ASPECTOS DO CUIDADO AO POTENCIAL DOADOR DE ÓRGÃOS E TECIDOS: O QUE DIZEM PROFISSIONAIS E ESTUDANTES ENVOLVIDOS

Área: Hospitalar

NADIELE SOUZA DO NASCIMENTO

TACIANE CORREA DOS SANTOS
JOSÉ JEOVÁ MOURÃO NETTO
ANTONIA SMARA RODRIGUES SILVA
RITA PATRÍCIA MACHADO DE OLIVEIRA
ANTONIA RAFAELLA FERREIRA GOMES

Introdução: No Brasil, o Conselho Federal de Medicina, na resolução CFM nº 1.346/91, define morte encefálica como a parada total e irreversível das funções encefálicas, de causa conhecida e constatada de modo indiscutível.
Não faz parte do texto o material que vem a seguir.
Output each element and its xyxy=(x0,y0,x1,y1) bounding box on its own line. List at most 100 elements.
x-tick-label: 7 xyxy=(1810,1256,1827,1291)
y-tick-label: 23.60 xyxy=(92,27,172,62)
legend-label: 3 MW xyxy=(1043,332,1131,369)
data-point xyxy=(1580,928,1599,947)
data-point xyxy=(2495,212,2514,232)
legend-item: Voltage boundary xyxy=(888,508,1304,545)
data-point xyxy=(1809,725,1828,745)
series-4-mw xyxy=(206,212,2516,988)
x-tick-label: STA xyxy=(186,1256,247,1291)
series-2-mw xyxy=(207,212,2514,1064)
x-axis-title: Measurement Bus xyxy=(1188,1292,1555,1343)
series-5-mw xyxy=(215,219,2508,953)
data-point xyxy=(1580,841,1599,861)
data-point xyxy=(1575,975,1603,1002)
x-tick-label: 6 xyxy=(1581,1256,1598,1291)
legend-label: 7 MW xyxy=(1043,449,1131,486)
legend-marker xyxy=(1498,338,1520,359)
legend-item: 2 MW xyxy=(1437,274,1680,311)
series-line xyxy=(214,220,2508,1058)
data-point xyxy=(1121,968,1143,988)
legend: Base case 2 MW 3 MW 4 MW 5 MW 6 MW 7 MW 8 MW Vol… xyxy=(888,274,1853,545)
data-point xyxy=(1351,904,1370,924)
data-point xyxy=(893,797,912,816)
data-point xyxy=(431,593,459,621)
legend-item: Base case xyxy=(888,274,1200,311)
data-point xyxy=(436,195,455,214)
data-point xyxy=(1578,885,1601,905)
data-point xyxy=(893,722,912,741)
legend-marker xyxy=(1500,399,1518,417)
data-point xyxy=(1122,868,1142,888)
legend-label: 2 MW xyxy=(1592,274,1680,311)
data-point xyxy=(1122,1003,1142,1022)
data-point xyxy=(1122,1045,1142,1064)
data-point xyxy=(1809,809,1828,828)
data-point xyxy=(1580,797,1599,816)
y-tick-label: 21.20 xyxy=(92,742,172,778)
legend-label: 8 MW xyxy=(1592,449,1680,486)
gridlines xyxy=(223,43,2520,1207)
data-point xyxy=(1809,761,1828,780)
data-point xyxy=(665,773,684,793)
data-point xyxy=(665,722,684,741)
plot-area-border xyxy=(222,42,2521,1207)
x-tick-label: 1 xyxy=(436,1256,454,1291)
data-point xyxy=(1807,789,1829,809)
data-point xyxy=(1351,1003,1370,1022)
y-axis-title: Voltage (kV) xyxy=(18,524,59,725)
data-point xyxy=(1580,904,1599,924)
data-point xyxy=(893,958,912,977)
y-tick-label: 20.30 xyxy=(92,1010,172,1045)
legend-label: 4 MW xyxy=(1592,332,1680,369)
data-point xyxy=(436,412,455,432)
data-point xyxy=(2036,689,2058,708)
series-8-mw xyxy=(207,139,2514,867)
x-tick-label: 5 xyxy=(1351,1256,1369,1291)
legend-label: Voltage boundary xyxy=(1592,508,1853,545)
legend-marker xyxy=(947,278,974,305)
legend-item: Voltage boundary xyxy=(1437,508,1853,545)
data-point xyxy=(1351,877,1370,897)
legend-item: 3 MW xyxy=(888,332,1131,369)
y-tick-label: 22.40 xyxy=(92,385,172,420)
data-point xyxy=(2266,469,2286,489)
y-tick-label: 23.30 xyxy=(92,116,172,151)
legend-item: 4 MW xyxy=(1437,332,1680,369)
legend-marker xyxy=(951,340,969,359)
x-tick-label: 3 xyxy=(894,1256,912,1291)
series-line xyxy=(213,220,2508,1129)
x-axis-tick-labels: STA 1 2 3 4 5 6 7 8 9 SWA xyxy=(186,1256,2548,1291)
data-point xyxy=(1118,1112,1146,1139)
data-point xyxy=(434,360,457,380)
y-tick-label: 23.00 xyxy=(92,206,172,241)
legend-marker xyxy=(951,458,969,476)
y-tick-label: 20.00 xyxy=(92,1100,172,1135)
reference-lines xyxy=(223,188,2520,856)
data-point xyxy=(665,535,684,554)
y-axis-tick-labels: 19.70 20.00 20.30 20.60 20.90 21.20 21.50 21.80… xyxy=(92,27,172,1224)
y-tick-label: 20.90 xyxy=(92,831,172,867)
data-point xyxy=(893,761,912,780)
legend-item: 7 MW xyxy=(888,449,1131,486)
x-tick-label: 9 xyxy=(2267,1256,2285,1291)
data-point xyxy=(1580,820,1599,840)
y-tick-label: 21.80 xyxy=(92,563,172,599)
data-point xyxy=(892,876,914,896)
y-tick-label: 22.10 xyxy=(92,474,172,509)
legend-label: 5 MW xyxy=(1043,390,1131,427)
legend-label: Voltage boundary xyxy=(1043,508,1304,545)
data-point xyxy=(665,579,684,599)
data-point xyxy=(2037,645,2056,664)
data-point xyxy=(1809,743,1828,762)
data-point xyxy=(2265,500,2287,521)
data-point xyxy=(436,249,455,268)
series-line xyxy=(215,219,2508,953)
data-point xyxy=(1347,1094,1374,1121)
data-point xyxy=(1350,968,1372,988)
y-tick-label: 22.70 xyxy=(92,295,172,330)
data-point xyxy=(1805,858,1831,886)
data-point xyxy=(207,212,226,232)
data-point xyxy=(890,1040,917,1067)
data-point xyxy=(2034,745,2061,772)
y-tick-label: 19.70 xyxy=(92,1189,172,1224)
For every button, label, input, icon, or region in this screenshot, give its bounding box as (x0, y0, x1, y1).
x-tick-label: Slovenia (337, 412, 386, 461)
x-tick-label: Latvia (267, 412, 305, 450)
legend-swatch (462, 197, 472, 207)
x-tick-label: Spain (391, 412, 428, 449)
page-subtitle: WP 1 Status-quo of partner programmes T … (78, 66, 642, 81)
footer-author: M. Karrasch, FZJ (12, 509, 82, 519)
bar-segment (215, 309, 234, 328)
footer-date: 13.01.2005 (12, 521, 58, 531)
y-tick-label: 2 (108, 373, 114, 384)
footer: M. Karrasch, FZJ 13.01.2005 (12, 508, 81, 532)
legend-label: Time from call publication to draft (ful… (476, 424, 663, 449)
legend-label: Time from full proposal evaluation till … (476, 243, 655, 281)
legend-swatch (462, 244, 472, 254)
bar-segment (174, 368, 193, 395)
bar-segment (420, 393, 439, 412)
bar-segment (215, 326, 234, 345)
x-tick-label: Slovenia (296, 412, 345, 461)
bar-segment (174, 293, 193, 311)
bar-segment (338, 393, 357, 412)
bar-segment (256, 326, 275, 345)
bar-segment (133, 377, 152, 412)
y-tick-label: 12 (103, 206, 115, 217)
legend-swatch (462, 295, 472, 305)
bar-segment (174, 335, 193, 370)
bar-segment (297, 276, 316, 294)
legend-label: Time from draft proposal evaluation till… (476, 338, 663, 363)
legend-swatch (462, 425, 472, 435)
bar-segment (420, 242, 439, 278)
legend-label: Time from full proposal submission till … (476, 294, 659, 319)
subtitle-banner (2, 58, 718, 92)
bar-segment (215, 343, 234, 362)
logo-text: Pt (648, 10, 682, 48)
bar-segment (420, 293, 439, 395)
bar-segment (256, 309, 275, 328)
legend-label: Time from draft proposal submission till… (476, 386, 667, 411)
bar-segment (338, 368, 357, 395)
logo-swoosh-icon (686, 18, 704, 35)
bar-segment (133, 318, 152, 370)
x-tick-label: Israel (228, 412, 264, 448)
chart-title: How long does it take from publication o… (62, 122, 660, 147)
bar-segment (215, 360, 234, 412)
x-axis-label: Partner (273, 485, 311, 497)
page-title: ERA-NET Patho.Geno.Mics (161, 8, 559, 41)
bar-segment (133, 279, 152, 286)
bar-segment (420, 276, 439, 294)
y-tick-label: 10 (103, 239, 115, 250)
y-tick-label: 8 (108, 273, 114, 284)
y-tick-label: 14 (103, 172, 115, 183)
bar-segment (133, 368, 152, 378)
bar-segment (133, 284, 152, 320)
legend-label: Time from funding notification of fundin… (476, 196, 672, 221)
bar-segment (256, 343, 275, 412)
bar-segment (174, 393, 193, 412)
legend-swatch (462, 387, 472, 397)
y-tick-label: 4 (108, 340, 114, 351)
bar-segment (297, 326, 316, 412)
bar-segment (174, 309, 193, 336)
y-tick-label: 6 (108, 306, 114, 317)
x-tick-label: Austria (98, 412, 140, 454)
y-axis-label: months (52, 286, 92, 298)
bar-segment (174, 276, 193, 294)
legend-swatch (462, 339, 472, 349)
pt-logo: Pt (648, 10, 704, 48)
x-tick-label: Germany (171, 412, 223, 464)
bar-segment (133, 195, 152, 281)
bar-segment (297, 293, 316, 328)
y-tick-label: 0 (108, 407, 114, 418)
Grandes discussões têm emergido das questões que envolvem a manutenção e doação de órgãos e tecidos, dentre elas as dificuldades enfrentadas pela equipe de saúde. Segundo a Associação Brasileira de Transplante de Órgãos (ABTO), o Brasil dispõe do maior programa público de transplantes do mundo e com aumento expressivo do número de transplante, embora ainda insuficiente. Objetivou-se analisar o processo de manutenção de potenciais doadores na perspectiva de profissionais e acadêmicos da Organização de Procura de Órgãos - OPO de um Hospital da Zona Norte do estado do Ceará. Métodos: Tratou-se de uma pesquisa exploratório-descritiva, com abordagem qualitativa do tipo relato de campo, realizada no bloco emergência de um hospital de ensino. Participaram da pesquisa doze profissinais envolvidos no processo de manutenção do potencial doador e nove acadêmicos/bolsistas da equipe da Organização de Procura de Órgãos (OPO), que é composta por acadêmicos de Enfermagem e Medicina. Para a coleta de informações foi utilizada entrevista semiestruturada e os resultados foram analisados conforme a técnica de categorização. A pesquisa atendeu às exigências éticas e científicas fundamentais para o trabalho com seres humanos. Resultados: Os resultados foram analisados em duas categorias: percepção sobre o trabalho da OPO e os entraves no processo de manutenção do potencial doador. Assim, os principais entraves foram: recursos humanos, recursos financeiros (subfinanciamento), recusa familiar (carência de informação e educação da população quanto a doação de órgãos), grande tempo de espera pelos resultados dos exames e a falta de estrutura física e equipamentos para se obter uma manutenção adequada. Conclusão: É necessária uma equipe da OPO exclusiva e sempre disponível, melhores condições de trabalho, melhores estruturas, educação permanente dos profissionais e sensibilização da população sobre a importância da doação. Apesar das fragilidades apontadas, o Hospital consegue se destacar, no Estado, pelo número de captações realizadas.